De tous les pays d'Amérique Centrale, le Guatemala est celui qui offre la plus grande multitude de visages.
Villages cachés au creux des montagnes, caféiers plantés à flanc de volcan, temples mayas surgissant de la brume, anciennes villes coloniales, compagnies de singes hurleurs, pêcheurs à filets sillonnant des lacs calmes, cascades, grottes, bassins d'eau turquoise, marchés artisanaux où se retrouvent une foule d'indiens en costume traditionnel...
Si Copan Ruinas, au Honduras, se distingue par la qualité unique de ses stèles et des inscriptions qui les ornent (ce qui permit de comprendre la majeure partie des hiéroglyphes de cette civilisation), le site de Tikal est remarquable par la majesté de ses monuments. Ici la pierre friable, proche du calcaire, n'a pas résisté aux assauts de la pluie et du vent, et n'offre plus guère que des parois lisses et vierges. Ici la forêt a repris possession des lieux et là où vivaient des dizaines de milliers de personnes, qui déambulaient le long d'avenues nettes et dégagées, règnent désormais singes, toucans, serpents, insectes et, paraît-il, jaguars...
Si malheureusement les nuages m'ont privé du lever de soleil que je croyais mériter pour m'être levé à trois heures ce matin là, il fut plaisant néanmoins d'écouter se réveiller toute une forêt. Installés en haut du Temple IV, nous parvenaient les premières rumeurs venues des hauts arbres. Depuis plus de mille ans, hurlements, pépiements, froissements, cris et chuchottements montent à chaque aube dans le ciel engourdi.
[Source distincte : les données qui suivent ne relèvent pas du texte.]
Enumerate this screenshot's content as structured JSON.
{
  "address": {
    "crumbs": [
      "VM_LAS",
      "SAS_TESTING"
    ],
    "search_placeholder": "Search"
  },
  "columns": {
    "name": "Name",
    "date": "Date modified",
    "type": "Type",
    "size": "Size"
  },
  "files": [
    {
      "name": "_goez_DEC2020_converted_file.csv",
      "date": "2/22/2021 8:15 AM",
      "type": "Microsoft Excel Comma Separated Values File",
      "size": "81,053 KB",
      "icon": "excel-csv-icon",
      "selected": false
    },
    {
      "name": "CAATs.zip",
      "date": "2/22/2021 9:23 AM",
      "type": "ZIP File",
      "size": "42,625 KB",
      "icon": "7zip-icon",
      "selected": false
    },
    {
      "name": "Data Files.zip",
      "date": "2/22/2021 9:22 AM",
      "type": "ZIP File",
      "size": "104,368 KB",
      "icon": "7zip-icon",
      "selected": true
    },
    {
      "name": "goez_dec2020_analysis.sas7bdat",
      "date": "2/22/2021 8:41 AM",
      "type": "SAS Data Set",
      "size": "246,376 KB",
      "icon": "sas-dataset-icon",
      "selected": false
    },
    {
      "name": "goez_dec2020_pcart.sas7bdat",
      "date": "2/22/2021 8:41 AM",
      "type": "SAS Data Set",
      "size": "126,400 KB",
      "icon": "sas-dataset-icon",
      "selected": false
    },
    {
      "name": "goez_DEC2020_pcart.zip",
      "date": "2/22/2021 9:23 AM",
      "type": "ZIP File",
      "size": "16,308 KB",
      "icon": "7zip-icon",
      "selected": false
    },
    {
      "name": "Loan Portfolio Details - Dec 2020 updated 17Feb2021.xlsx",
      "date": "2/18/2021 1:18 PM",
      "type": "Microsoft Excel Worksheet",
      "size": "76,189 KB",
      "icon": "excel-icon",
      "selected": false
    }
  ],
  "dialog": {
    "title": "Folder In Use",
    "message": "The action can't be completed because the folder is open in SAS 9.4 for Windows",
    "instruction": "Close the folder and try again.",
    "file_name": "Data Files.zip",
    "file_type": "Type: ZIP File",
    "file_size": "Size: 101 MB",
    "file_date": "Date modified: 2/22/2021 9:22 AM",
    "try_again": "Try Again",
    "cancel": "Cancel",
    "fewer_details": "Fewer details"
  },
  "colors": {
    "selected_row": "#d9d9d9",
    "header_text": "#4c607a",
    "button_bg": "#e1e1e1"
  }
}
Délaissant l'impressionnant site de Tikal pour Rio Dulce, puis Livingstone, qu'on ne peut atteindre que par bateau, un decor nouveau et familier à la fois se dessine. Mangroves, cocotiers, pélicans, et toujours ces garifunas qui peuplent la côte caraïbe du Belize au Honduras.
Lanquin, au centre du pays, est un point de départ pour quelques excursions interessantes, comme un réseau de grottes où nichent quelques chauves-souris, mais surtout pour les piscines naturelles de Seymuc Champey. La rivière, entre deux cascades, au fond d'une gorge creusée au sein d'un écrin de verdure, se répartit en une dizaine de bassins successifs, chacun large de plusieurs dizaines de brasses, et profond de deux à trois mètres. L'eau cristalline y prend une teinte turquoise. Sa fraîcheur procure une sensation délicieuse et invite à y replonger sans cesse.
Nebaj est une petite ville inacessible. Haut perchée, dissimulée derrière un paravent de montagnes, elle est la patrie des mayas Ixil. L'isolement des lieux a facilité leur défense, mais à conduit les conquistadors espagnols puis les forces militaires durant la guerre civile à y perpétrer les pires massacres, une fois la place prise. Toutes les femmes portent l'habit traditionnel : un tablier tissé et une jupe fermée par une ceinture. Les codes des couleurs semblent stricts, à la manière des tartans écossais. Les jupes Ixil sont plutôt grises, avec un rayure bleue, tandis que les mayas Quiché, majoritaires dans le pays, portent des jupes rouges à motifs noirs.
Autant de tissus qu'on peut facilement acheter au fameux marché dominical de Chichicastenango.
Ce marché, incroyablement vivant et coloré n'est pas le piège à gringo dont parlent les guides. Il est principalement fréquenté par les indiens des environs. Une grande partie centrale est occupée par des restaurants de plein air, qui proposent des tortillas (ou pupusas, galettes de maïs peu salées), du poulet pané et frit, des grillades, des fruits, des soupes, autant de mets simples et délicieux qu'on déguste sur le coin d'une table. Aux alentours se concentrent les textiles, tous tissés à la main, tant l'activité est développée. Les articles plus touristiques sont plutôt disposés sur le pourtour du marché. Sacs tissés, hamacs, masques, flutes et tambours, nappes, tee-shirts, bâtons de pluie, ceintures et foulards, jouets en bois, tentures, chapeaux, boîtes, chemises et chandails ; tout ceci se marchande dans les règles et s'acquiert pour quelques dizaines de quetzals.
Plus au sud, le Lago de Atitlan, un lac d'altitude entouré de volcans, se déguste en plancha. Cette barque motorisée sillonne la surface entre les quelques villages qui s'étalent tout du long. Panajachel, le plus touristique, San Pedro, le plus festif, San Marcos, le plus mystique, mais aussi Santa Cruz, Santiago, Santa Catarina, San Antonio, San Lucas...beaucoup de saints pour des villages si paisibles.
Tikal, Livingston, Semuc Champey, Nebaj, Chichicastenango, Lago de Atitlan, beaucoup de visages très différents, et il reste encore à découvrir le plus élégant de toute l'Amérique Latine : Antigua.